What Changes When a Road Opens

The numbers tell the transformation plainly. The old route from Manali to Keylong ran 116 kilometers through Gramphu and took five to six hours in good conditions. The new route cuts the distance to 71 kilometers and the travel time to roughly two hours. But the real change is measured in months, not hours. Before the tunnel, Lahaul and Spiti were effectively cut off every winter. Now the road stays open year-round, connecting roughly 30,000 residents to hospitals, markets, and the rest of their country. In November 2019, even before the tunnel was finished, a trial bus service began ferrying 44 passengers at a time through the unfinished bore. For five winter months, that single bus route was the valley's lifeline. The tunnel also serves a strategic military purpose, maintaining a year-round supply route toward Ladakh and the contested border regions to the north.
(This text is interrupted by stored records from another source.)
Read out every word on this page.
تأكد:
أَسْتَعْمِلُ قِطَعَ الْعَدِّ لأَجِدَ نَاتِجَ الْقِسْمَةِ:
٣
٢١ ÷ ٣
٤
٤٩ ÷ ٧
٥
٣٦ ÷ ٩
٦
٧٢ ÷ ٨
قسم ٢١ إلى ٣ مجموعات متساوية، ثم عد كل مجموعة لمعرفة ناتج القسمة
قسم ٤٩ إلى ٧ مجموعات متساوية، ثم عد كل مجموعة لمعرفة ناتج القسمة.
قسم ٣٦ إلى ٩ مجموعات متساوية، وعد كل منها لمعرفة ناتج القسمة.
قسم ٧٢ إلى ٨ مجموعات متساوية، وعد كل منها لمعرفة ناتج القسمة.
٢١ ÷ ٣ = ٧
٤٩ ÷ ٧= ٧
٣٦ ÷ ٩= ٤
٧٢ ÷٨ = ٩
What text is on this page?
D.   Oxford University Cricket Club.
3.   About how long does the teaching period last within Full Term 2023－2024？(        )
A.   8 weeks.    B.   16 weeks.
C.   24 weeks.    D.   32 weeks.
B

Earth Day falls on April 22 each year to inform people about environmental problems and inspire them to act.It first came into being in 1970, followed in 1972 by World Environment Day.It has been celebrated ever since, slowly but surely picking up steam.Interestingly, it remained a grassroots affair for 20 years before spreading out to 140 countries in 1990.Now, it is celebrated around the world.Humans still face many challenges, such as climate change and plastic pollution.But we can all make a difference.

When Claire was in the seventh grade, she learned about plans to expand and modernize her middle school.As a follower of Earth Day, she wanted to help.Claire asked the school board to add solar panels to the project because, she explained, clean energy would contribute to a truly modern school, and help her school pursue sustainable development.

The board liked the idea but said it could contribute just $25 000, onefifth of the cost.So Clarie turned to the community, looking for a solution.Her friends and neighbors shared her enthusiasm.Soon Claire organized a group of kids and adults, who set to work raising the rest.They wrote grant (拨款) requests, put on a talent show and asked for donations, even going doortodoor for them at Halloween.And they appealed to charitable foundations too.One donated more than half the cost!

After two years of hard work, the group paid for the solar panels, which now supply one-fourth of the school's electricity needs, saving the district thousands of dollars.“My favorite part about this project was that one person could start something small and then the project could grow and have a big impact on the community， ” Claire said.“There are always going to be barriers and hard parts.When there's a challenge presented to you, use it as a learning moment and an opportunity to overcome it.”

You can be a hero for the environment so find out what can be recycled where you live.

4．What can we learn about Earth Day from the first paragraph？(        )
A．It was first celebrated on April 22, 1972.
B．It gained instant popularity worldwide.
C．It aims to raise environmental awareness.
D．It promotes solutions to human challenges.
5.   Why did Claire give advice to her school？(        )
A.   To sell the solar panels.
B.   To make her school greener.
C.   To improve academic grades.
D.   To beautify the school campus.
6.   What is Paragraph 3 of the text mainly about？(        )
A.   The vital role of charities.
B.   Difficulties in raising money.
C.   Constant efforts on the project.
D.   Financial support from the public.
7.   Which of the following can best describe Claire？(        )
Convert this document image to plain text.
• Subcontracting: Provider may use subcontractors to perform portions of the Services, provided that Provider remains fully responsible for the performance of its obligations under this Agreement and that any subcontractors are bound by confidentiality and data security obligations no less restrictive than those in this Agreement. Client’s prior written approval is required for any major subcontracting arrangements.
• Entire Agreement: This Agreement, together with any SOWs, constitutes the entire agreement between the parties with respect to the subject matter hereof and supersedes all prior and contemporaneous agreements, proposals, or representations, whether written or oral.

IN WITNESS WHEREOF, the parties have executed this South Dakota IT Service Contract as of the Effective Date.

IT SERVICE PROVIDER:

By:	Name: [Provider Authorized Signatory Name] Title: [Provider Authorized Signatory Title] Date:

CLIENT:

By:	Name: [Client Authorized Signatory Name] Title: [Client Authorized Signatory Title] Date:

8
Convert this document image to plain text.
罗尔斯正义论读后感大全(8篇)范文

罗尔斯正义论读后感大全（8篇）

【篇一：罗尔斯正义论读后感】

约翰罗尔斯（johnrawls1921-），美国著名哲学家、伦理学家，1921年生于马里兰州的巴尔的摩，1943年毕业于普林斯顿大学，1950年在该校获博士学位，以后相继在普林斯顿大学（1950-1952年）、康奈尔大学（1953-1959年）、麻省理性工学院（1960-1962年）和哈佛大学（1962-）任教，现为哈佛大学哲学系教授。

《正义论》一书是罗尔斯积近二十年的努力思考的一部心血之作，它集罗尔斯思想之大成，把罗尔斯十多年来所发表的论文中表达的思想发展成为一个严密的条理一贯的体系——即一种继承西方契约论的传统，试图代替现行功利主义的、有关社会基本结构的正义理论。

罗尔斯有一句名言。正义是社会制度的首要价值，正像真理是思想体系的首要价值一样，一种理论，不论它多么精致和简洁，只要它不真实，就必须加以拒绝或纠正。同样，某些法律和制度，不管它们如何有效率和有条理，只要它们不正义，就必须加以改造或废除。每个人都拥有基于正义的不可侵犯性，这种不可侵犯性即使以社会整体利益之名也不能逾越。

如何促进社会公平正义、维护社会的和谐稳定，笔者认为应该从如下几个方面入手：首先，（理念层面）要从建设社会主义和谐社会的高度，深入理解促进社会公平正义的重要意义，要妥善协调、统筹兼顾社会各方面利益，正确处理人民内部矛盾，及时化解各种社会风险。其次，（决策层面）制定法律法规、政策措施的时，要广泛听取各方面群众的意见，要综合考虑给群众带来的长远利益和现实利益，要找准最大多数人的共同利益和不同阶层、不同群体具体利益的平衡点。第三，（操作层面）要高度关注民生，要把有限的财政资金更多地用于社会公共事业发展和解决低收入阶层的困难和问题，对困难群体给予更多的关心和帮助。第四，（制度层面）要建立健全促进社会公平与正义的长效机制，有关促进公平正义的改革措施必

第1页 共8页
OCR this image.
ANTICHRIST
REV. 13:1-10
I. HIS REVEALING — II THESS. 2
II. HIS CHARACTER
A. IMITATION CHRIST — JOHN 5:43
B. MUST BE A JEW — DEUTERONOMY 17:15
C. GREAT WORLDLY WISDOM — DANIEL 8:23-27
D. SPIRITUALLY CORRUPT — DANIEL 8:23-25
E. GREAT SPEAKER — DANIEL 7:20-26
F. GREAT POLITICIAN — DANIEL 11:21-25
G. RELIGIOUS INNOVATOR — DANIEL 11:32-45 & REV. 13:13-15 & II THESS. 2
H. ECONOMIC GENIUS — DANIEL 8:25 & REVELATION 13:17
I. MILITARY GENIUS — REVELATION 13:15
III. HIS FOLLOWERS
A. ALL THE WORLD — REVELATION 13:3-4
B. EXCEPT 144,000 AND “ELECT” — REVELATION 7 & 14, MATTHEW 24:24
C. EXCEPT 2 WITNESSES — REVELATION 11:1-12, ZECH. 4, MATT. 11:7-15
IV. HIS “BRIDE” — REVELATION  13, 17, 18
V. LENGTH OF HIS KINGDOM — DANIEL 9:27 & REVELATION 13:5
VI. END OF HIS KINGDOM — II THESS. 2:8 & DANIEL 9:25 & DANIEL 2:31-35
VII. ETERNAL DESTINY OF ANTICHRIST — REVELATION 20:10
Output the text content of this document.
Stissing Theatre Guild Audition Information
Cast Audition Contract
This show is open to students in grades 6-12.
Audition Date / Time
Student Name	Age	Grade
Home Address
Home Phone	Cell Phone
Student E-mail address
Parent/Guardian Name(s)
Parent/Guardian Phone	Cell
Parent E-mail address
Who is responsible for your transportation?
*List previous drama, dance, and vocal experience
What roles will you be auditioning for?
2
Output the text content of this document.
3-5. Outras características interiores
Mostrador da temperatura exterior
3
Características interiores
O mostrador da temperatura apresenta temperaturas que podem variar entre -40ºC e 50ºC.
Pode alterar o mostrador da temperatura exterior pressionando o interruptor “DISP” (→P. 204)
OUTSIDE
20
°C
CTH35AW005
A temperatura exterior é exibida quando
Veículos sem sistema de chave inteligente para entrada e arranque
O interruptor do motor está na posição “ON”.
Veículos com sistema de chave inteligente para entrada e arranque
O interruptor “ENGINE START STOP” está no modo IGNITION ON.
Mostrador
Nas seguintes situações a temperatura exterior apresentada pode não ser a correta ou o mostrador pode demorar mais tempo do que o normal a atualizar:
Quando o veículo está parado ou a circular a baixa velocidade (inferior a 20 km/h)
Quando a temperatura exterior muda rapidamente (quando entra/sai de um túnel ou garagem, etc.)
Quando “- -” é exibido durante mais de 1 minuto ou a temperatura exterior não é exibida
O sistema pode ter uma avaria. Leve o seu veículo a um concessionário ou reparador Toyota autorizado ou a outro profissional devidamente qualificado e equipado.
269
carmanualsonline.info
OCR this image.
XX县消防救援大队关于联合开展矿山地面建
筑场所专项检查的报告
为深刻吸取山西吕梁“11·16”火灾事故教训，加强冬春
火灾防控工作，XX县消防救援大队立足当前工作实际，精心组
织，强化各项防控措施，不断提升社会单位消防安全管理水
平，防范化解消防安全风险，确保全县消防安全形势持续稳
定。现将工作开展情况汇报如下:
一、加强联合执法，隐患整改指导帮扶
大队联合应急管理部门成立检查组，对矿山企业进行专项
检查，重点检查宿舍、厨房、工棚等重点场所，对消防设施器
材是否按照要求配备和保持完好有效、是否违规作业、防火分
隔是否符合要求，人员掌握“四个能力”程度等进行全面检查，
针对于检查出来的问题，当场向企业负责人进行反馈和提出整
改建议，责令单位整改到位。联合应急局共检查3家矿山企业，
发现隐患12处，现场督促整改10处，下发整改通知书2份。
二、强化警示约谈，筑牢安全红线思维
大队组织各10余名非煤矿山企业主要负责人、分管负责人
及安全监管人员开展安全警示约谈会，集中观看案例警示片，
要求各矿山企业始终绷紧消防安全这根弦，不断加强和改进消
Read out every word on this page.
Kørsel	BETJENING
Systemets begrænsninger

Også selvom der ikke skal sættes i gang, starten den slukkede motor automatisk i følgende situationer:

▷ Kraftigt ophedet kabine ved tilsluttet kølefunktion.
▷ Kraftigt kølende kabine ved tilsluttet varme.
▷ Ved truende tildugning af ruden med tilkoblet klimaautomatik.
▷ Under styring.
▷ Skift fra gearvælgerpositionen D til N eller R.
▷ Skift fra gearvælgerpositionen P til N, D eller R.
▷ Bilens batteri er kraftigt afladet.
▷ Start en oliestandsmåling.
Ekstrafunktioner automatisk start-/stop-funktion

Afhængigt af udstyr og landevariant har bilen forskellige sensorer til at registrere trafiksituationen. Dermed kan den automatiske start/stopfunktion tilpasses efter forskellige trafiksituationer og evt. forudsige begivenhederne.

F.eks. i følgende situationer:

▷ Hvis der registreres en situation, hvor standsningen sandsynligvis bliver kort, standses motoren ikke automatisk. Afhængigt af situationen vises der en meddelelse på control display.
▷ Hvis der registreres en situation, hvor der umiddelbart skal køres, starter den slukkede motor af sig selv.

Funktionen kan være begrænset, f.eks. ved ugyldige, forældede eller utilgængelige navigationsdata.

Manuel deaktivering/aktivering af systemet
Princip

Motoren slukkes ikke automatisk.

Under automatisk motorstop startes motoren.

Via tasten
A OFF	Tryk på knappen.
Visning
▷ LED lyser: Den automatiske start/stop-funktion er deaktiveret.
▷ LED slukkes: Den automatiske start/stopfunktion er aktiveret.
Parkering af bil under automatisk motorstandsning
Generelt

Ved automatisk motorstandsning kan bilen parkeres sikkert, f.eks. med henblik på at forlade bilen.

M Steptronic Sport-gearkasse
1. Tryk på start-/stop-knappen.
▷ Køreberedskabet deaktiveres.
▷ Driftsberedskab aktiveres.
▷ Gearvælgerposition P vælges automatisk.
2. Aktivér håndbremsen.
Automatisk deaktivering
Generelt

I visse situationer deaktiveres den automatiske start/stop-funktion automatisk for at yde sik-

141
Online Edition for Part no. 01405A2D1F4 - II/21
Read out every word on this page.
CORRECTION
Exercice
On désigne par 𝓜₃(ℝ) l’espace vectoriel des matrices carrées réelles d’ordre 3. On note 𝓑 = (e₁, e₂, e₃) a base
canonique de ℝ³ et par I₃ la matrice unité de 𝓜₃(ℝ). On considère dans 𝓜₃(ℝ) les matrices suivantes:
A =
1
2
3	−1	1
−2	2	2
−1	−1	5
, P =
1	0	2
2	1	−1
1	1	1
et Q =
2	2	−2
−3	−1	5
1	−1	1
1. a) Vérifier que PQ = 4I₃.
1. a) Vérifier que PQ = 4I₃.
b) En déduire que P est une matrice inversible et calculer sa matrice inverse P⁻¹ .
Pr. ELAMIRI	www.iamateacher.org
Nine Kilometers of Mountain Air

Driving through the Atal Tunnel today, you pass through a horseshoe-shaped corridor 10 meters wide at road level, lit by overhead panels and monitored by CCTV cameras linked to control rooms at both portals. A semi-transverse ventilation system pushes fresh air through the bore while pollution sensors track air quality in real time. Beneath the road surface, a separate emergency tunnel runs the full length, 2.25 meters high and 3.6 meters wide, ready for evacuation. Fire hydrants stand at regular intervals, and a public announcement system can reach every section. The design speed is 80 kilometers per hour. At that pace, the crossing takes about seven minutes. Seven minutes to pass through rock that blocked human movement for millennia. The tunnel was renamed from Rohtang Tunnel to Atal Tunnel on 25 December 2019, honoring the prime minister who announced the project, and inaugurated by Prime Minister Narendra Modi on 3 October 2020.

From the Air

Located at 32.40°N, 77.15°E in the eastern Pir Panjal range of the Himalayas, Himachal Pradesh. The south portal is 25 km north of Manali, and the north portal opens toward Keylong in the Lahaul valley. The tunnel runs beneath terrain with up to 1,900 meters of overburden. Nearest major airport is Kullu-Manali Airport (Bhuntar, VIBR), approximately 50 km south. Leh Kushok Bakula Rimpochee Airport (VILH) lies further north along the route the tunnel serves. Terrain is extremely mountainous with limited VFR windows, especially during winter months when Rohtang Pass is snow-covered.